Policjanci z grupy "Skorpion", wyspecjalizowani w zwalczaniu przestępczości samochodowej, dotarli do informacji, z której wynikało, że do powiatu wołomińskiego ma trafić skradziony na terenie Niemiec pojazd marki Toyota. Dodatkowe ustalenia operacyjne, jakie wykonali, pozwoliły im wytypować adres posesji, na której auto miało być przechowywane. W jej rejonie policjanci, we współpracy z kryminalnymi z Wołomina, zaplanowali kolejne działania.

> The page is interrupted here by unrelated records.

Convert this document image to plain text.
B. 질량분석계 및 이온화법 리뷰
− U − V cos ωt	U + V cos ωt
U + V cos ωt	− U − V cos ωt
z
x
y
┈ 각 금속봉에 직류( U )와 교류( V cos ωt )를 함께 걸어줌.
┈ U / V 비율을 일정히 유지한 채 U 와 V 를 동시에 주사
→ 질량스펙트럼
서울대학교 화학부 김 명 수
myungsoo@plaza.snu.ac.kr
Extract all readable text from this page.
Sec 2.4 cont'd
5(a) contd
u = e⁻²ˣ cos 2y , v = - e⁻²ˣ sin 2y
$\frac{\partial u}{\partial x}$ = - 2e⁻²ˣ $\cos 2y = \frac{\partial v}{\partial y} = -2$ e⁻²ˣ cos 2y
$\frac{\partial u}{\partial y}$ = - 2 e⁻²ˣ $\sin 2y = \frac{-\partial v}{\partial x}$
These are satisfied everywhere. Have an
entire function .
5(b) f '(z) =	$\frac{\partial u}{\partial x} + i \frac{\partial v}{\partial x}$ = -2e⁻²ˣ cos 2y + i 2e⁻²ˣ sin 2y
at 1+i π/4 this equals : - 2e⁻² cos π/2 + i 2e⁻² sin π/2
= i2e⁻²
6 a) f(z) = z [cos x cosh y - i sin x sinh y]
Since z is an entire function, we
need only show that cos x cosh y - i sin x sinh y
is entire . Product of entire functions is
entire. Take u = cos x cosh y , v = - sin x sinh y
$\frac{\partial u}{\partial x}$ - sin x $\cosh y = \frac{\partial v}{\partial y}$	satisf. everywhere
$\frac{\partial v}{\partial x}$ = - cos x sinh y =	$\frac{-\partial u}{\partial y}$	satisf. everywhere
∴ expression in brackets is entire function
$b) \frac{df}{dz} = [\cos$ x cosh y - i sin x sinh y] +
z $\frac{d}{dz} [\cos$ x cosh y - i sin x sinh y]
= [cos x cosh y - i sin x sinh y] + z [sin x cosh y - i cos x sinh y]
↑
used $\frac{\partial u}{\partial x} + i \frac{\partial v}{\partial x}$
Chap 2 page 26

Rzucili się do ucieczki, zostali obezwładnieni
Była godzina 18.30, kiedy na posesję wjechał samochód. - Wysiadło z niego dwóch mężczyzn. Na widok "skorpionów" obaj rzucili się do ucieczki. Policjanci jednak byli przygotowani na taki przebieg wydarzeń. Obezwładnili mężczyzn. Obaj są mieszkańcami powiatu wołomińskiego - przekazała młodszy aspirant Monika Kaczyńska, rzeczniczka wołomińskiej policji.
Funkcjonariusze sprawdzili toyotę. Zabezpieczyli w niej dokumenty należące prawdopodobnie do prawowitego właściciela auta. Zatrzymali 35- i 36-latka.

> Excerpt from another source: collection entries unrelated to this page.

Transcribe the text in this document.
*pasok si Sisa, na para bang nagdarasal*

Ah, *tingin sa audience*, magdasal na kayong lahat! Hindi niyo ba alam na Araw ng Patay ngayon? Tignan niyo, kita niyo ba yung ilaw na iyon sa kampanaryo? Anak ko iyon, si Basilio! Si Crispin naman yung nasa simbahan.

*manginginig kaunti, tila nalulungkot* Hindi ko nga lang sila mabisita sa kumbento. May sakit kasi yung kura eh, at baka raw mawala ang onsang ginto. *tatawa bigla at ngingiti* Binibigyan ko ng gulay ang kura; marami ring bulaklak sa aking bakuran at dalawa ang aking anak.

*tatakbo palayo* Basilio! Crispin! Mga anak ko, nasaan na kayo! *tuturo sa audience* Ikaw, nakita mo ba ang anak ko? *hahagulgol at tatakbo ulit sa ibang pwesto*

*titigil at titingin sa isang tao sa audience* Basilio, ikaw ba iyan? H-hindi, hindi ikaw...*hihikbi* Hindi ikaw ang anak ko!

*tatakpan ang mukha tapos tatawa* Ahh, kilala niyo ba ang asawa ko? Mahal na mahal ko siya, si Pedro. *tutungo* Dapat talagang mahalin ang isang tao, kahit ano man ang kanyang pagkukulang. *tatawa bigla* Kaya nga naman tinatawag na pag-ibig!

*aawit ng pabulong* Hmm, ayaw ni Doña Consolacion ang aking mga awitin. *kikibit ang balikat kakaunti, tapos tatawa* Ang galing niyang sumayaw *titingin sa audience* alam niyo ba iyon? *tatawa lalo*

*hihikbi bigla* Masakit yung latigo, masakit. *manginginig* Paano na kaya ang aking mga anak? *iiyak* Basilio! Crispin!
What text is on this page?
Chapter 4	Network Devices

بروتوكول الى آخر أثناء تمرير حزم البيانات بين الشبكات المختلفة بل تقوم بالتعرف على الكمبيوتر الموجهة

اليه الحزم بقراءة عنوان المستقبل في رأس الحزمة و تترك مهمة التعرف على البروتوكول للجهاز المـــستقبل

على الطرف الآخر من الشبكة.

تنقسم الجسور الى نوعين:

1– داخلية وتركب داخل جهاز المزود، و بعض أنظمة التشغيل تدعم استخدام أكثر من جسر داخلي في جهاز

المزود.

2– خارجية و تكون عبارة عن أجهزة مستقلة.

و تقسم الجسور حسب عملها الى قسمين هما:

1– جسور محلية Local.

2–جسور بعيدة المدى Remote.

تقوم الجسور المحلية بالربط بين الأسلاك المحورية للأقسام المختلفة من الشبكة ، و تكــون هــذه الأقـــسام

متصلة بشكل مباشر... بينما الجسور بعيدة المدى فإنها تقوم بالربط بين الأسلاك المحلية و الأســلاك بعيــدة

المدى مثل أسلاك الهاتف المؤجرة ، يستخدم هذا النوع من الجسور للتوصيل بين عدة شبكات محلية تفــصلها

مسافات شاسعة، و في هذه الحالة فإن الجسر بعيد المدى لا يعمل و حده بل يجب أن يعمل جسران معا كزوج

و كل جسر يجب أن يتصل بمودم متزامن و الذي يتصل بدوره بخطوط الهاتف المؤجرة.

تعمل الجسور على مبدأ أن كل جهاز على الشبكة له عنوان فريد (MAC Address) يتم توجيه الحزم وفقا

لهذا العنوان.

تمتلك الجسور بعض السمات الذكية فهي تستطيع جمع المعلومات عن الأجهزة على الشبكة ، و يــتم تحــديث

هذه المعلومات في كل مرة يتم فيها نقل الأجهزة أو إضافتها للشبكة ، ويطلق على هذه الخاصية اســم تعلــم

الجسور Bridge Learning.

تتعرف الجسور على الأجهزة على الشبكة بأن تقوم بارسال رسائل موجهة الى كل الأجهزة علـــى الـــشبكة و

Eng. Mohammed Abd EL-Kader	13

- Mężczyźni trafili do pomieszczenia dla osób zatrzymanych w Komendzie Powiatowej Policji w Wołominie, a zabezpieczona toyota po oględzinach została przetransportowana na policyjny parking. Jak się okazało, właściciel samochodu nawet nie zdawał sobie sprawy z tego, że ją skradziono - wskazała dalej policjantka.
Młodszy aspirant Kaczyńska podkreśliła, że czynności w tej sprawie prowadzili dalej policjanci z komisariatu w Tłuszczu nadzorowani przez Prokuraturę Rejonową w Wołominie. - Tam mundurowi doprowadzili na przesłuchanie 35- i 36-latka. Obaj usłyszeli zarzuty paserstwa, działając wspólnie i w porozumieniu, oraz używania tablic rejestracyjnych nieprzypisanych do pojazdu. Decyzją prokuratora zostali objęci policyjnym dozorem. Może im grozić kara do pięciu lat pozbawienia wolności - podsumowała.